Dr. Weber war ein
einfühlsamer Arzt. Vor allen Dingen konnte er zuhören. Schon nach den ersten
Worten wusste er, dass Andrea Kiefer nicht allein wegen gesundheitlichen Störungen
zu ihm kam, sondern seine Hilfe benötigte. Sie fühlte sich einer schwierigen
Situation ausgesetzt und war nicht in der Lage, ihre Probleme allein zu
bewältigen.
Zum ersten Mal äußerte sich Andrea Kiefer über Dinge, die sie bisher nicht
auszusprechen wagte. Sie befürchtete, sich lächerlich zu machen. Es waren nur
Vermutungen.

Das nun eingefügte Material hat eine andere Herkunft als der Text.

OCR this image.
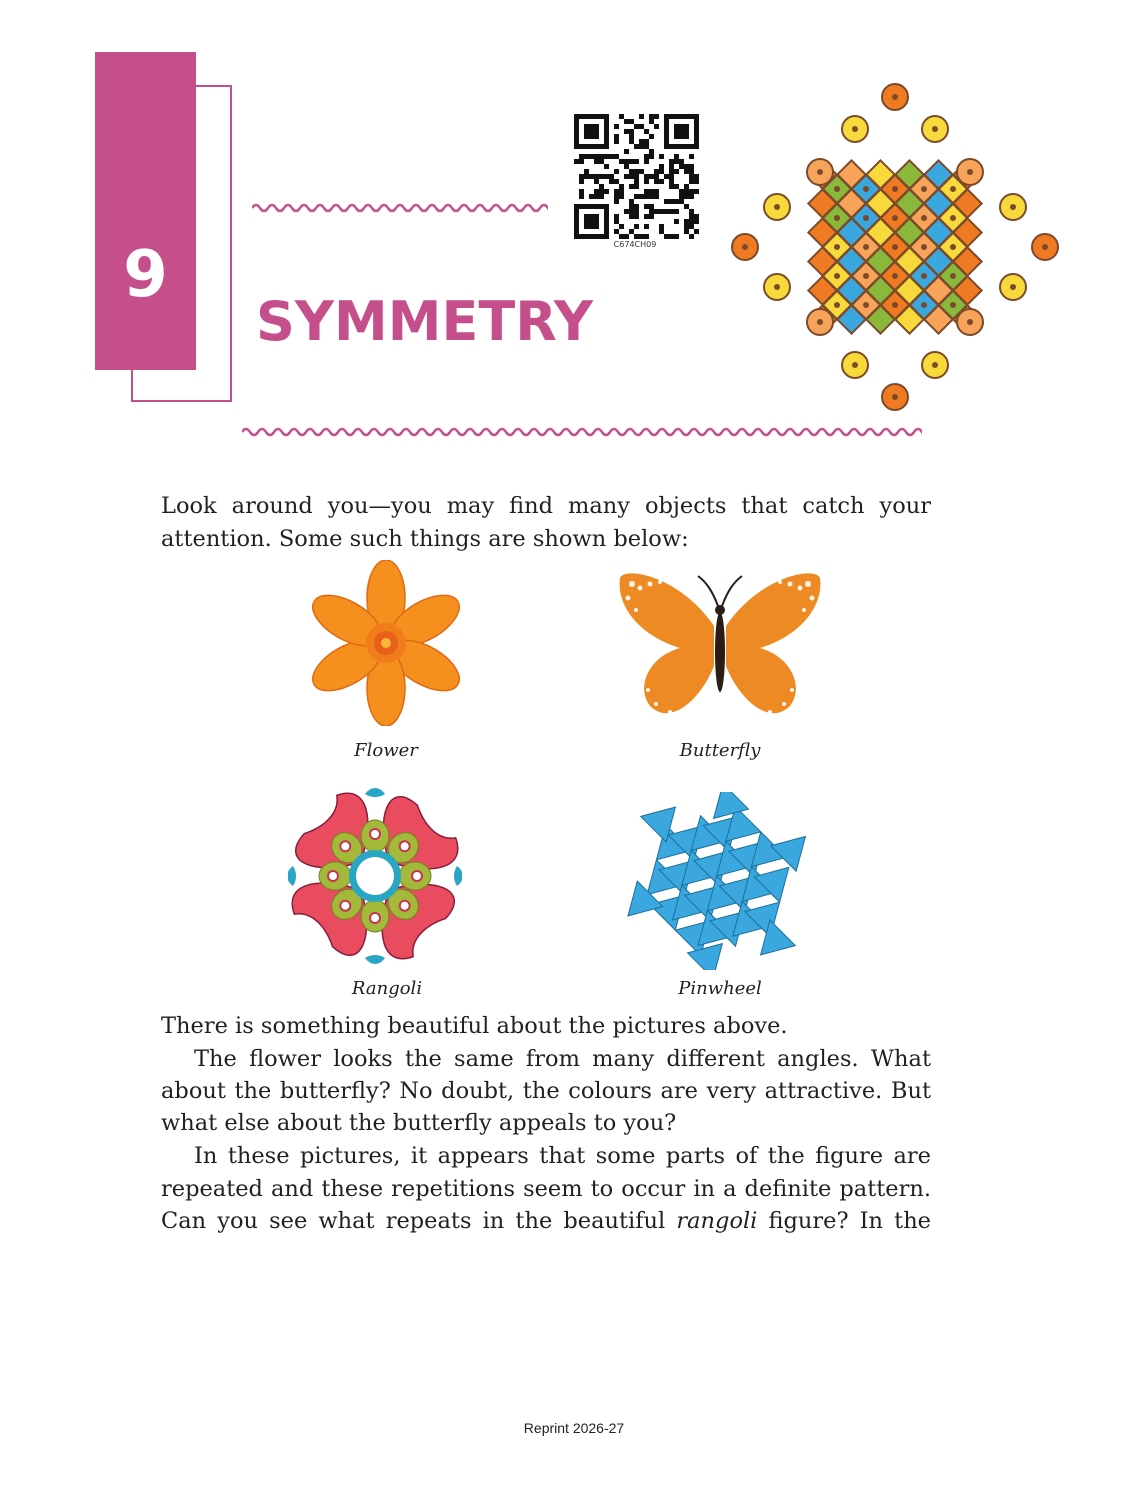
9
SYMMETRY
C674CH09
Look around you—you may find many objects that catch your
attention. Some such things are shown below:
Flower	Butterfly
Rangoli	Pinwheel
There is something beautiful about the pictures above.
The flower looks the same from many different angles. What
about the butterfly? No doubt, the colours are very attractive. But
what else about the butterfly appeals to you?
In these pictures, it appears that some parts of the figure are
repeated and these repetitions seem to occur in a definite pattern.
Can you see what repeats in the beautiful rangoli figure? In the
Reprint 2026-27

Nichts Fassbares, keine Beweise. Die Kollegen schienen sie zu
meiden. Wenn sie einen Raum betrat, verstummten die Gespräche. Sie wurde nicht
mehr wahrgenommen, man grüßte sie nicht mehr. Sie hatte das Gefühl, es würde
über sie getuschelt. Aber was? Und warum? Es war wie ein Phantom, gegen das sie
sich nicht wehren konnte.
Zu dieser Zeit fingen die Asthmaanfälle an. Sie fühlte sich elend und konnte
nichts dagegen tun. Ihr Konzentrationsvermögen litt. Aus Angst Fehler zu machen,
strengte sie sich besonders an. Sie hatte das Gefühl, ständig unter Druck zu
stehen. Sie war nervös, schrie wegen Lappalien ihre Tochter an. Einmal glitt ihr
sogar die Hand aus, was sie sofort bereute. Sie kannte sich selbst nicht mehr.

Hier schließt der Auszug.